Ever since Ben Johnson’s fall, every Olympics has seen officials try to convince us that, this time, no cheat will get away with it. And, for the Russians, a clean Sochi is crucial if only to lay the ghosts of their doping past.

The 1980 Olympics, the last time the Games were in Russia, is widely seen as a dopers’ paradise. Even two decades later, the Russians were in such a state of denial they threatened to walk out of the 2002 Salt Lake Games after cross country skiers Larisa Lazutina and Olga Danilova failed drugs tests.

So it was sweet music for the Sochi organisers to hear Arne Ljungqvist, chairman of the International Olympic Committee medical commission, declare on Saturday: “It’s expected that people don’t cheat and those who do are not here.” Ljungqvist went on to declare that IOC scientists were smarter than the athletes.

Despite his confidence, the Swede should have a chat with fellow IOC member Dick Pound, the first president of the World Anti-Doping Agency. They are both staying at the same plush hotel reserved for the IOC top brass.

Pound will tell him, as he told me, that getting caught at Games is not a sign that scientists are clever but that athletes are stupid. “The clever ones do it all before they leave the country and come to the Games clean.”

Events since London 2012 justify this view. Tyson Gay, Asafa Powell and Sherone Simpson all left Stratford clean, Gay and Simpson with medals. Their exposure came almost a year later through other tests.

The unmasking of Powell and Simpson also means we no longer think of Jamaica as the island of Usain Bolt but one which cannot properly test its athletes. And now even Kenya, home of distance runners, has confessed it does not have the money for a testing programme.

But money is not the only reason why many countries do not have viable dope-testing programmes.  Brazil is hardly short of lucre but it set up an anti-doping agency only very recently. And with Rio 2016 little more than two years away many in WADA fear Brazil has not given itself enough time to get its anti-doping systems going. As one WADA official put it: “Imagine what would happen if in Rio a Brazilian is caught doping?”

Embarrassingly for Brazil, the laboratory in Rio that was to be used for the World Cup has had its licence revoked by WADA because it did not meet the required standards.

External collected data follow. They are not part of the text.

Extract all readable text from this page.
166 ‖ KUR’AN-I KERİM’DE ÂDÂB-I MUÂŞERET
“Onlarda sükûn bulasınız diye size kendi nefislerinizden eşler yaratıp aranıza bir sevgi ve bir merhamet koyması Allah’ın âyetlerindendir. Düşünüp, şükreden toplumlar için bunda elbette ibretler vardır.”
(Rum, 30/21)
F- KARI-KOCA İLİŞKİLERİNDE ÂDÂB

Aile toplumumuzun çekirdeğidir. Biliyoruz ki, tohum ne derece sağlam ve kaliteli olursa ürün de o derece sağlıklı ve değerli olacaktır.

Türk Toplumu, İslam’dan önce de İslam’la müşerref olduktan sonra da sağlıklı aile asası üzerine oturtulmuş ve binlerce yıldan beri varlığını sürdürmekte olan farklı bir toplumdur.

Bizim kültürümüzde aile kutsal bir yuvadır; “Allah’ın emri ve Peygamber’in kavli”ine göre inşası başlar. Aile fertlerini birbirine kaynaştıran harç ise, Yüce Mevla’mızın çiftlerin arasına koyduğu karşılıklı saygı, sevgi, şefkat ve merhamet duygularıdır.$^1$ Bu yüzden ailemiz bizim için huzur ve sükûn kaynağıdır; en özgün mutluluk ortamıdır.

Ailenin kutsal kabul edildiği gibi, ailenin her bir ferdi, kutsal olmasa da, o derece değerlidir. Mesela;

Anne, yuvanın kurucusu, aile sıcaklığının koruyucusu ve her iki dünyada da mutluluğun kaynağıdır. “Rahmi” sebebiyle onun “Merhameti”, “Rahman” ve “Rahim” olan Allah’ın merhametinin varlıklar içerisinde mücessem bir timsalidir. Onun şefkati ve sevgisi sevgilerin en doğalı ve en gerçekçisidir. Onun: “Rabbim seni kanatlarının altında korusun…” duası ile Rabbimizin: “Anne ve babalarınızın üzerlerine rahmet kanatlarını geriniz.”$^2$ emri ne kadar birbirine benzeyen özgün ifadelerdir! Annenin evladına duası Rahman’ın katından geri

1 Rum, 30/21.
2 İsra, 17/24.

We all know what Sepp Blatter’s response will be; football has no drugs problem and does more tests than any other sports. Blatter is not the only sports leader who plays a numbers game when it comes to drugs but, as Pounds warns: “People have taken refuge in the numbers. What we need to do is get away from the concept of saying because we perform X thousand tests, we have an effective anti-doping programme. Numbers do not count as much as intelligence about who is taking what and when.”

Pound was proved right about Lance Armstrong and we should bear his scepticism in mind when we are told that just because Sochi will carry out more tests than any other Winter Olympics that shows Sochi 2014 must be clean.